How to limit impact of a bad application on MariaDB Galera Cluster with MaxScale?
I have a Galera Replication cluster with three MariaDB nodes where a Maxscale Active-Passive cluster in front provides a single node image to tis clients.
I have a bad behaving client, which opens connections and doesn't close them. No of connections keep increasing till database limits hit. To limit the number of connections I have configured below two params
My situation is this, When I have only max_connections configured, whenever the limits are reached Galera node stops accepting more connection with error of "Too many connections". When Maxscale see this connection rejections for n number of times, it puts the server under Maintenance mode. I can understand this behaviour, it's expected. When I configure max_user_connections, and because the application is behaving bad and trying to make new connections continously, when the userspecific limit reaches further attempt of connections fails to the mariadb nodes in backend. Maxscale observes these failures, and again puts the server in Maintenance mode. I believe during this time it only sees connections attempt from the bad client, no other application tried to connect.
And this way, MaxScale puts all three nodes in Maintenance mode over the time, which makes complete DB service unavailable.
For me as administrator, situation becomes same, puting a user specific limit doesn't achieve anything. I would like to ask two points here
Q1. How can I prevent just one user connection failures from puting the backend mariadb node into maintenance?

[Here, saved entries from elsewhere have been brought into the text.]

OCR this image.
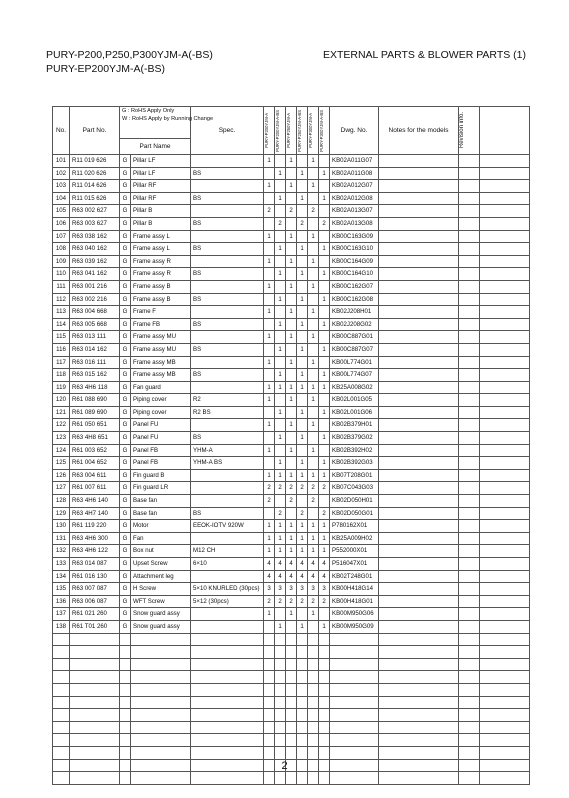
PURY-P200,P250,P300YJM-A(-BS)
PURY-EP200YJM-A(-BS)
EXTERNAL PARTS & BLOWER PARTS (1)
No.	Part No.	G : RoHS Apply Only
W : RoHS Apply by Running Change		Spec.	PURY-P200YJM-A	PURY-P200YJM-A-BS	PURY-P250YJM-A	PURY-P250YJM-A-BS	PURY-P300YJM-A	PURY-P300YJM-A-BS	Dwg. No.	Notes for the models	Revision info.	

		Part Name												
101	R11 019 626	G	Pillar LF		1		1		1		KB02A011G07			
102	R11 020 626	G	Pillar LF	BS		1		1		1	KB02A011G08			
103	R11 014 626	G	Pillar RF		1		1		1		KB02A012G07			
104	R11 015 626	G	Pillar RF	BS		1		1		1	KB02A012G08			
105	R63 002 627	G	Pillar B		2		2		2		KB02A013G07			
106	R63 003 627	G	Pillar B	BS		2		2		2	KB02A013G08			
107	R63 038 162	G	Frame assy L		1		1		1		KB00C163G09			
108	R63 040 162	G	Frame assy L	BS		1		1		1	KB00C163G10			
109	R63 039 162	G	Frame assy R		1		1		1		KB00C164G09			
110	R63 041 162	G	Frame assy R	BS		1		1		1	KB00C164G10			
111	R63 001 216	G	Frame assy B		1		1		1		KB00C162G07			
112	R63 002 216	G	Frame assy B	BS		1		1		1	KB00C162G08			
113	R63 004 668	G	Frame F		1		1		1		KB02J208H01			
114	R63 005 668	G	Frame FB	BS		1		1		1	KB02J208G02			
115	R63 013 111	G	Frame assy MU		1		1		1		KB00C887G01			
116	R63 014 162	G	Frame assy MU	BS		1		1		1	KB00C887G07			
117	R63 016 111	G	Frame assy MB		1		1		1		KB00L774G01			
118	R63 015 162	G	Frame assy MB	BS		1		1		1	KB00L774G07			
119	R63 4H6 118	G	Fan guard		1	1	1	1	1	1	KB25A008G02			
120	R61 088 690	G	Piping cover	R2	1		1		1		KB02L001G05			
121	R61 089 690	G	Piping cover	R2 BS		1		1		1	KB02L001G06			
122	R61 050 651	G	Panel FU		1		1		1		KB02B379H01			
123	R63 4H8 651	G	Panel FU	BS		1		1		1	KB02B379G02			
124	R61 003 652	G	Panel FB	YHM-A	1		1		1		KB02B392H02			
125	R61 004 652	G	Panel FB	YHM-A BS		1		1		1	KB02B392G03			
126	R63 004 611	G	Fin guard B		1	1	1	1	1	1	KB07T208G01			
127	R61 007 611	G	Fin guard LR		2	2	2	2	2	2	KB07C043G03			
128	R63 4H6 140	G	Base fan		2		2		2		KB02D050H01			
129	R63 4H7 140	G	Base fan	BS		2		2		2	KB02D050G01			
130	R61 119 220	G	Motor	EEOK-IOTV 920W	1	1	1	1	1	1	P780162X01			
131	R63 4H6 300	G	Fan		1	1	1	1	1	1	KB25A009H02			
132	R63 4H6 122	G	Box nut	M12 CH	1	1	1	1	1	1	P552000X01			
133	R63 014 087	G	Upset Screw	6×10	4	4	4	4	4	4	P516047X01			
134	R61 016 130	G	Attachment leg		4	4	4	4	4	4	KB02T248G01			
135	R63 007 087	G	H Screw	5×10 KNURLED (30pcs)	3	3	3	3	3	3	KB00H418G14			
136	R63 006 087	G	WFT Screw	5×12 (30pcs)	2	2	2	2	2	2	KB00H418G01			
137	R61 021 260	G	Snow guard assy		1		1		1		KB00M950G06			
138	R61 T01 260	G	Snow guard assy			1		1		1	KB00M950G09			

2
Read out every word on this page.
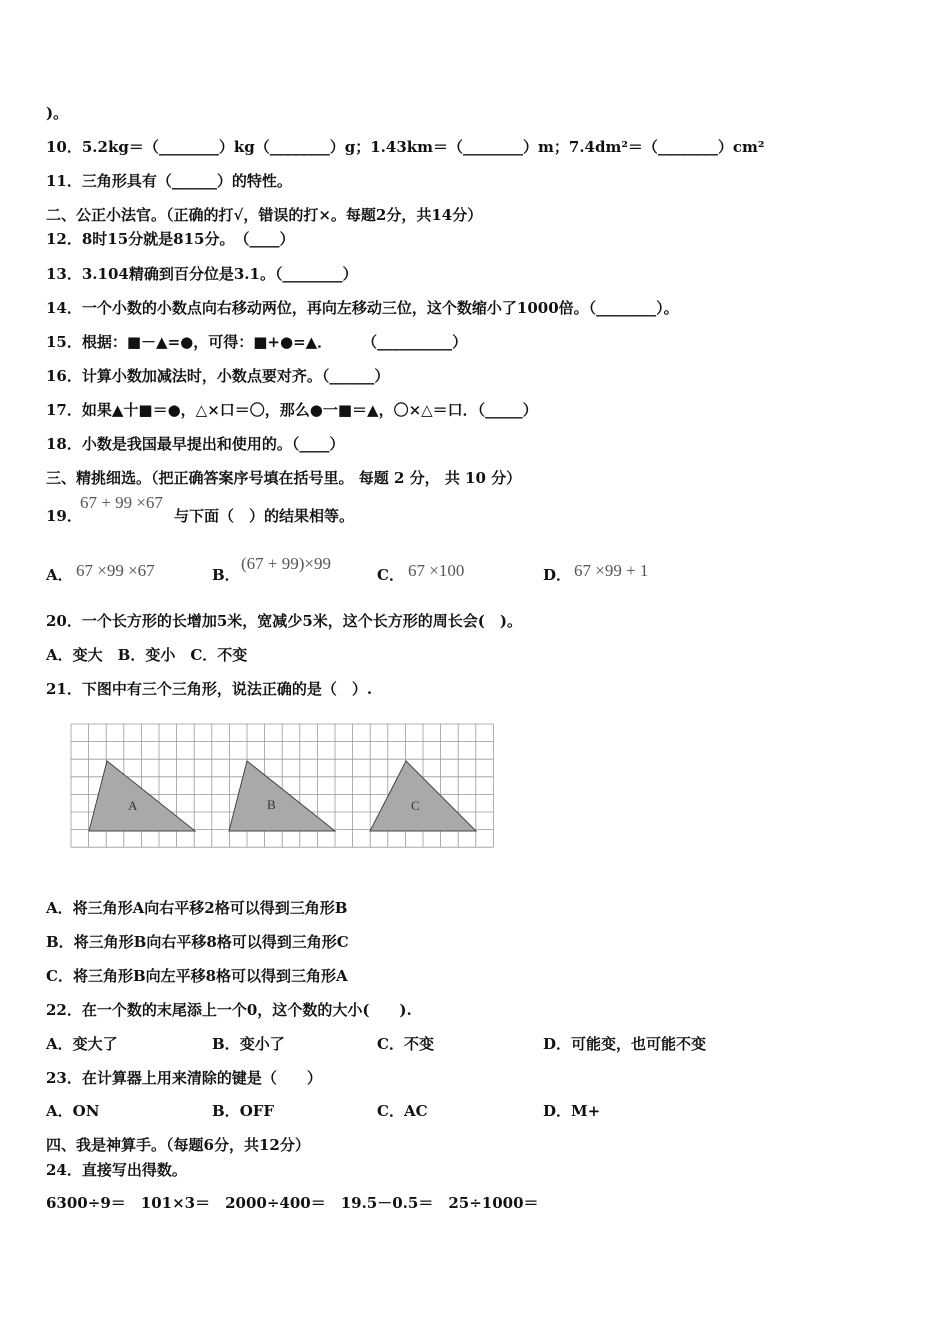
)。
10．5.2kg＝（________）kg（________）g；1.43km＝（________）m；7.4dm²＝（________）cm²
11．三角形具有（______）的特性。
二、公正小法官。（正确的打√，错误的打×。每题2分，共14分）
12．8时15分就是815分。　（____）
13．3.104精确到百分位是3.1。（________）
14．一个小数的小数点向右移动两位，再向左移动三位，这个数缩小了1000倍。（________）。
15．根据：■－▲=●，可得：■+●=▲．　　　（__________）
16．计算小数加减法时，小数点要对齐。（______）
17．如果▲十■＝●，△×口＝〇，那么●一■＝▲，〇×△＝口．（_____）
18．小数是我国最早提出和使用的。（____）
三、精挑细选。（把正确答案序号填在括号里。 每题 2 分， 共 10 分）
19．
67 + 99 ×67
与下面（　）的结果相等。
A． 67 ×99 ×67	B．
(67 + 99)×99
C． 67 ×100	D． 67 ×99 + 1
20．一个长方形的长增加5米，宽减少5米，这个长方形的周长会(　)。
A．变大　B．变小　C．不变
21．下图中有三个三角形，说法正确的是（　）.
A	B	C
A．将三角形A向右平移2格可以得到三角形B
B．将三角形B向右平移8格可以得到三角形C
C．将三角形B向左平移8格可以得到三角形A
22．在一个数的末尾添上一个0，这个数的大小(　　).
A．变大了	B．变小了	C．不变	D．可能变，也可能不变
23．在计算器上用来清除的键是（　　）
A．ON	B．OFF	C．AC	D．M+
四、我是神算手。（每题6分，共12分）
24．直接写出得数。
6300÷9＝　101×3＝　2000÷400＝　19.5－0.5＝　25÷1000＝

Q2. Any documentation, or tutorials, article reference on how and when MaxScale decides to put a server in Maintenance mode?
Below are the details about the environment
Galera - 25.3.23, MariaDB - 10.3.12, MaxScale - 2.4.11, OS - RHEL 7.4 (Maipo)
Here is my configuration
MariaDB Galera Configuration
[server] # this is only for the mysqld standalone daemon [mysqld] #user statistics userstat=1 performance_schema #wait_timeout=600 max_allowed_packet=1024M # lower_case_table_names=1 # max_connections=1500 max_user_connections=200 # # * Galera-related settings # [galera] # Mandatory settings wsrep_on=ON wsrep_provider=/usr/lib64/galera/libgalera_smm.so wsrep_provider_options="gcache.size=300M; gcache.page_size=300M; pc.ignore_sb=false; pc.ignore_quorum=false" #wsrep_cluster_address defines members of the cluster wsrep_cluster_address=gcomm://x.x.x.1,x.x.x.2,x.x.x.3 wsrep_cluster_name="mariadb-cluster" wsrep_node_address=x.x.x.1 wsrep_node_incoming_address=x.x.x.1 wsrep_debug=OFF # binlog_format=row default_storage_engine=InnoDB innodb_autoinc_lock_mode=2 innodb_doublewrite=1 query_cache_size=0 innodb_flush_log_at_trx_commit=0 innodb_buffer_pool_size=5G # bind-address=x.x.x.1 # [mariadb] #performance wait_timeout=31536000 # #query logging log_output=FILE #slow queries slow_query_log slow_query_log_file=/var/log/mariadb/mariadb-slow.log long_query_time=10.0 log_queries_not_using_indexes=ON min_examined_row_limit=1000 log_slow_rate_limit=1 log_slow_verbosity=query_plan,explain # #error logs log_error=/var/log/mariadb/mariadb-error.log log_warnings=2
Similarly all three Galera nodes are configured.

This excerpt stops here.